Hi George, Great post Man. Thank you!
I would like to add two more to the list HiveDesk (http:www.hivedesk.com) and HubStaff (http://www.hubstaff.com) to the list. Both are pretty solid tools.
I am sure freelancers would love this list but even digital marketing agencies, small IT firms and outsourcing companies can use these tools to track time of their remote employees and contractors. It just provides more visibility to clients if when you can back up the hours billed with screen shots and time logs.

Paxon

In a workplace we cannot deny that there are some employees who have bad intention to the company in order to meet their personal goals. There are also employees who are lazy and spend their time on unrelated to work websites during working hours. Using this employee monitoring software employers can prevent threats of data leaks and data theft. It also helps improve employee’s productivity and limit wasted time. Using these tools it allows employers to take a glimpse of how employees use their computer at work. Here is an article that can give you more information about employee monitoring software and its features.
http://www.timedoctor.com/blog/2011/04/14/compare-screen-monitoring-software
It also discusses what is ethical monitoring? It can help you monitor employees without invading their privacy.

glaszlo

Tom, your comments about the differences in local regulations struck a chord with me.

Not long ago, I did an enterprise risk assessment project for a major multi-national biotech and devices company. With operations all over the world, they recognized that some method had to be found to stay compliant around the globe AND have a single global code of ethics. This is a tough one since your code may be more strict than those of your local competitors. At that point you are potentially at a great competitive disadvantage.

Outside our own industry, just look at the trouble Yahoo ran into in China by turning over site traffic information. Only the Chinese government was happy about this and the image of Yahoo suffered everywhere else.
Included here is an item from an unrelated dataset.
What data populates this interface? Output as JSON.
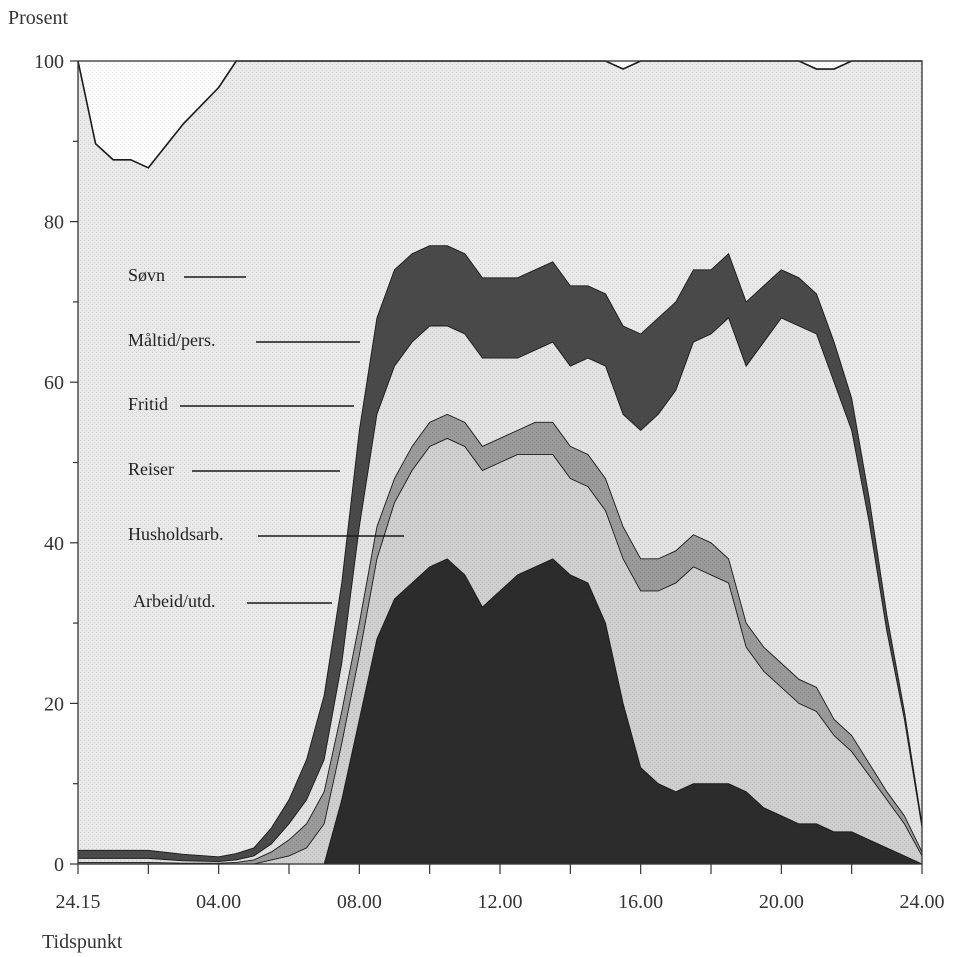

Closer to home, the transfer of employee data or clinical trial subject data are also problematic. On the latter front, if a company whishes to pool data from a trial in the USA with one in, say, Germany, they need to bulletproof the process so that patient identifier information is not compromised. It is more than likely that one company will be better at instituting this than another. The safeguards need to be procedural and supported by automated methods. I'm not suggesting that the problem is insurmountable, just that it's very complicated. Some companies will get it right. Others will be open to law suits and/or suffer from consumer backlash.

Tom Bowers

Interesting thoughts George... and true. Our content monitoring allows both reactive and proactive scanning. More importantly most large firms (like ours) mandate two forms of agreement (of acceptable use and monitoring) from an employee prior to the use of a corporate computer. The first comes up prior to the network logon client and the other is before they are allowed to access applications after logon. We monitor only those countries where we are legally permitted to do so. As a member of the security function within my company we follow all U.S. rules for chains of evidence and investigational guidelines for our internal investigations. Lastly I would note that early case law in the U.S. is compelling the monitoring of employee Internet traffic from corporare computers as part of a "reasonable security" level. This is seen most clearly in cases involving breaches of privacy data from corporate assets by poor employee habits. Examples of this early case law revolves around child pornography, pornography, trade secret and privacy data loss cases. And yes this is directly contradictory to European and Japanese case law which mandates privacy rights over corporate rights. Global companies like ours are trying to find that "reasonable balance." In closing I would note that we researched and tested for two full years before deciding on a vendor and beginning implementation. We worked with our IT, HR and Legal teams before selection and during implementation. This was not done in a vacuum.

With deepest respect,
Tom Bowers
CISSP,PMP

The comments to this entry are closed.